No hubo aplausos. La multitud permaneció sentada en silencio. Algunas mujeres lloraban. Al cabo de un rato el mayordomo que les había hablado antes de la representación salió de detrás del telón, les agradeció su asistencia, se hizo a un lado e hizo una reverencia mientras los chicos volvían a abrir el telón. Los actores avanzaron cogidos de la mano, saludaron e hicieron reverencias. Hubo un leve conato de ovación y luego el telón se cerró definitivamente.

De madrugada, antes de que apuntara el día, salió andando del recinto y bajó hasta el río. Caminó hasta el puente de tablas sostenido por pilares de piedra y desde allí contempló el agua fría y transparente del Casas Grandes bajar de las montañas hacia el sur. Se volvió y miró río abajo. A unos treinta metros de allí estaba la primadona desnuda con el agua hasta los muslos. Tenía el cabello suelto, mojado y pegado a la espalda, y tan largo que rozaba la superficie del agua. Se quedó de piedra. Ella se volvió, echó la cabeza hacia delante, se agachó y sumergió la melena en el río. Sus pechos se mecieron en la corriente. Él se quitó el sombrero y permaneció allí de pie con el corazón rebotándole en la camisa. La mujer se incorporó, recogió su melena y la estrujó para sacarle el agua. Tenía la piel blanquísima. El vello negro de su bajo vientre era casi indecoroso.

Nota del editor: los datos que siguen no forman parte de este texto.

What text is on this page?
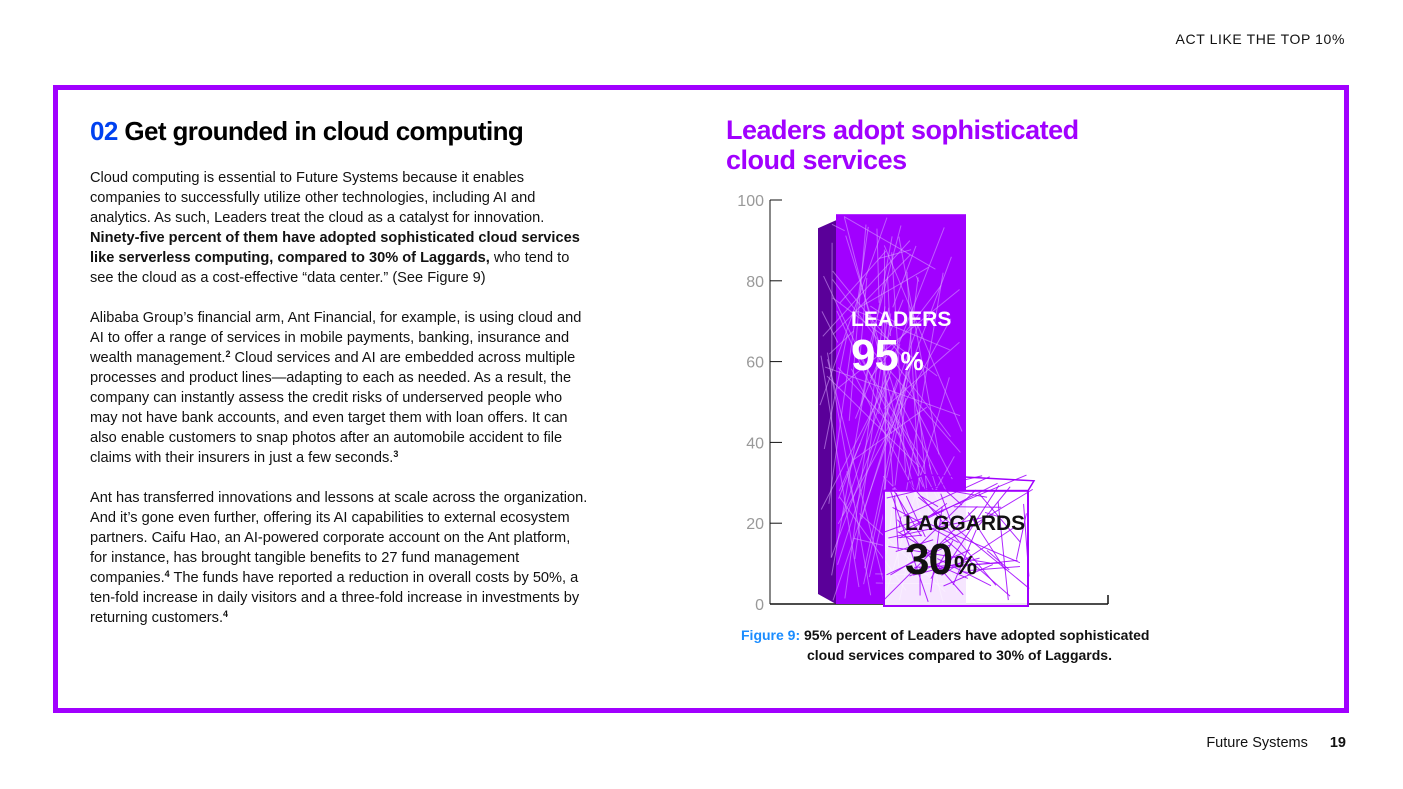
ACT LIKE THE TOP 10%
02 Get grounded in cloud computing

Cloud computing is essential to Future Systems because it enables companies to successfully utilize other technologies, including AI and analytics. As such, Leaders treat the cloud as a catalyst for innovation. Ninety-five percent of them have adopted sophisticated cloud services like serverless computing, compared to 30% of Laggards, who tend to see the cloud as a cost-effective “data center.” (See Figure 9)

Alibaba Group’s financial arm, Ant Financial, for example, is using cloud and AI to offer a range of services in mobile payments, banking, insurance and wealth management.$^2$ Cloud services and AI are embedded across multiple processes and product lines—adapting to each as needed. As a result, the company can instantly assess the credit risks of underserved people who may not have bank accounts, and even target them with loan offers. It can also enable customers to snap photos after an automobile accident to file claims with their insurers in just a few seconds.$^3$

Ant has transferred innovations and lessons at scale across the organization. And it’s gone even further, offering its AI capabilities to external ecosystem partners. Caifu Hao, an AI-powered corporate account on the Ant platform, for instance, has brought tangible benefits to 27 fund management companies.$^4$ The funds have reported a reduction in overall costs by 50%, a ten-fold increase in daily visitors and a three-fold increase in investments by returning customers.$^4$

Leaders adopt sophisticated cloud services
0
20
40
60
80
100
LEADERS
95 %
LAGGARDS
30 %

Figure 9: 95% percent of Leaders have adopted sophisticated
cloud services compared to 30% of Laggards.

Future Systems 19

La mujer se inclinó una vez más, arrastró su cabello por el agua con un movimiento de vaivén; luego se irguió, se lo echó atrás salpicando un círculo de agua alrededor y se quedó así, con los ojos cerrados. El sol que salía sobre las grises montañas del este iluminó la atmósfera superior. Ella levantó una mano. Movió el cuerpo, puso las manos delante, se inclinó y recogió en sus brazos el pelo que le caía recto y pasó una mano por la superficie del agua, como para bendecirla. Él observó, y mientras observaba vio que el mundo que hasta entonces había conocido, se había esfumado. La mujer se volvió y él pensó que se pondría a cantarle al sol. Entonces abrió los ojos y vio a Billy en el puente; le dio la espalda, salió despacio del agua y se perdió de vista tras los erectos y pálidos troncos de los álamos. Y el sol salió y el río corrió como antes, pero nada fue ya lo mismo, y él no creyó que volviera a serlo jamás.

Regresó al recinto andando despacio. Con el nuevo sol las sombras de los trabajadores que se dirigían a los campos con sus azadas al hombro pasaban de una en una por la pared oriental del granero como figuras en un drama agrario. La señora Muñoz le dio el desayuno y él salió con la silla de montar al hombro y fue por su caballo y lo ensilló y montó y fue a echar un vistazo a los alrededores.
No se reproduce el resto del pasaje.